摘要
非充分供水土壤水分入渗过程是自然界降雨水分和灌溉水进入土壤的重要过程之一,小强度降水或喷洒条件下的水分入渗属于非充分供水入渗。研究非充分供水土壤水分入渗过程对降雨径流计算和喷灌技术参数确定有重要价值。本论文是以国家自然科学基金项目(40671081)“区域尺度上土壤入渗参数多元非线性传输函数研究”为支撑,选择从沙到黏的八种不同质地的土壤为研究对象,采用试验研究与理论研究相结合、理论分析与数值模拟相结合的研究方法,系统地研究了非充分供水条件下的土壤水分入渗特性及其影响主导因素,建立了非充分供水三阶段入渗模型;探索了非充分供水入渗模型参数与充分供水入渗模型参数间的数量关系;利用多元线性、非线性、BP神经网络土壤传输函数对非充分供水入渗模型参数及入渗过程进行预报;实现了对非充分供水入渗过程的数值模拟。主要研究成果和创新点如下:
研究成果:
(1)揭示了非充分供水土壤水分入渗的基本特性。其入渗过程可分为供水强度控制入渗阶段、非饱和土入渗阶段和饱和土入渗阶段,积水时刻和相对稳定入渗时间是三者的分界点。
(2)建立了非充分供水土壤水分入渗三阶段模型。第一阶段供水强度控制阶段,入渗率为一常数,其值等于供水强度;第二阶段非饱和土入渗控制阶段,入渗率符合Kostiakov三参数模型;第三阶段饱和土入渗控制阶段,入渗率等于相对饱和渗透系数。
(3)影响非充分供水土壤水分入渗特性的主要因素有供水强度、土壤质地、初始含水率、土壤结构等。建立了积水时刻、稳定入渗时间、入渗量、湿润锋及入渗模型参数与这些主要影响因素间的数量关系。积水时刻随供水强度的变化符合负幂函数关系,随着土壤干容重、土壤黏粒含量、初始含水率的变化符合对数函数关系。
(4)建立了非充分与充分供水土壤水分入渗率模型参数间的关系,实现了用充分供水入渗模型参数来预报非充分供水入渗模型参数。①积水后第一个单位时间末的入渗率B1等于供水强度与稳定入渗率之差。②非充分供水入渗的稳定入渗率f01等于充分供水稳定入渗率f0。③入渗衰减指数α1与α间的关系为:α_1 = ( -0.9552+0.8355γ_d -0.1726θ_i-0.2121ω_1+1.6123ω_3+2.669R_0)α
(5)利用多元线性、非线性和BP神经网络土壤传输函数对非充分供水土壤水分入渗模型参数及入渗过程的预报是可行的。多元线性和非线性两种土壤传输函数(5个变量)的预报误差相差不大,各预报量的预报误差范围在14.9%-43.8%之间;BP神经网络土壤传输函数采用单隐层结构(5-10-1),各预报量的预报误差范围在6.8%-18.8%;BP网络土壤传输函数的预报误差最小。
(6)建立了非充分供水条件下的土壤水分运动的定解问题,利用有限差分法对其入渗过程进行数值模拟。该程序实现了非充分供水土壤水分入渗过程、湿润锋推进距离和任一时刻含水率分布的模拟。
创新点:
(1)建立了非充分供水土壤水分入渗三阶段模型。
(2)系统分析了土壤质地、含水率、结构、供水强度对入渗积水时刻的影响,建立了入渗积水时刻与各影响因素间的数量关系及积水时刻的预报模型,为降雨径流计算、喷灌技术参数确定提供了理论依据。
(3)根据8种土壤质地的入渗试验数据,建立了同土壤条件下的非充分供水入渗与充分供水入渗模型参数间的关系,为非充分供水入渗模型参数的获取提供一种新的方法。
(4)在400组样本的基础上,利用多元线性、非线性和BP网络土壤传输函数,实现了对非充分供水入渗模型参数的预报。BP网络预报的精度最高。本研究是以指导农田喷灌和降雨径流研究为主要出发点,对非充分供水条件下的土壤水分入渗特性进行了较为全面深入的研究,实现了用多种土壤传输函数预报非充分供水入渗模型参数及入渗过程。但是由于数据观测误差、试验方法或预测方法等原因,使得某些参数的预报精度还较低,还需要进一步探索新的预报方法,将预报误差控制在10%以下。
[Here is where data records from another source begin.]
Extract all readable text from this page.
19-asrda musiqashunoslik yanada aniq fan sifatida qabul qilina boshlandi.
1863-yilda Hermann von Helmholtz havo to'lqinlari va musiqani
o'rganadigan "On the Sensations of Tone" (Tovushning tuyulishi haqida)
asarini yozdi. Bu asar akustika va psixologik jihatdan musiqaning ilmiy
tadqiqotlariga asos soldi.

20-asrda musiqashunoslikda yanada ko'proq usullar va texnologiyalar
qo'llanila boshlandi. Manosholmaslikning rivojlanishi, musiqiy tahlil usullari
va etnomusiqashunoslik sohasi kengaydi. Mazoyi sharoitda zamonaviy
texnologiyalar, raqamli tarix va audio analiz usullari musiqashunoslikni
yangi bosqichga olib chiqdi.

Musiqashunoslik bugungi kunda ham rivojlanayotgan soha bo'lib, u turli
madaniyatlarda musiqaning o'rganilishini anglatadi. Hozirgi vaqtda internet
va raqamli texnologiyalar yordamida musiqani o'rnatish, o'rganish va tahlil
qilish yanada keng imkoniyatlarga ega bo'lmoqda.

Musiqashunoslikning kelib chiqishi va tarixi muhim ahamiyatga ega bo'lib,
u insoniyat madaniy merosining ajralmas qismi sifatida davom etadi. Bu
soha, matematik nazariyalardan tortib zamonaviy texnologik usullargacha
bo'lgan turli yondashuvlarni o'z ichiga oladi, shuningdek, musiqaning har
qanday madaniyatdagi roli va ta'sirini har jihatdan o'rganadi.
The soil moisture infiltration process of the non-sufficient water supply is one of the important process that the nature rainfall and irrigation water to enter into soil,such as the moisture infiltration of soil under the condition of small runoff or sprinkling. Consequently, the research of the infiltration process of the non-sufficient water supply has an important value to the calculation of rainfall runoff and the determination of sprinkling irrigation technology parameter. Based on the nation natural science fund project (No.4067081) item“researches the transfer-function of soil infiltration parameter multiple non-linearity on area dimension”,this paper is taken eight types soil texture form sand to clay as object of study. Adopt the method of experimental research and theoretical research and theoretical analysis and numerical simulation combination, the infiltration characteristics of non-sufficient water supply and impact factor was systemically investigated and infiltration model of non-sufficient water supply was established. It was explored the quantity relationship of model parameters of infiltration between non-sufficient water supply and sufficient water supply. The infiltration process and its modal parameters were predicted by means of multiple linearity, non-linearity and BP neural network soil transfer-function. It was realized the numerical simulation of infiltration process under the condition of non-sufficient water supply. The research finds and innovation of this paper are mainly indicated as follows: The research finds:
(1) It was revealed the infiltration variation characteristics of soil moisture under the condition of non-sufficient water supply. The non-sufficient water supply infiltration process can be divided into three stages: the infiltration stage of water supply intensity control, the infiltration stage of unsaturated soil control and the infiltration stage of saturated soil control. The ponding and stable infiltration time are the demarcation point of the above three.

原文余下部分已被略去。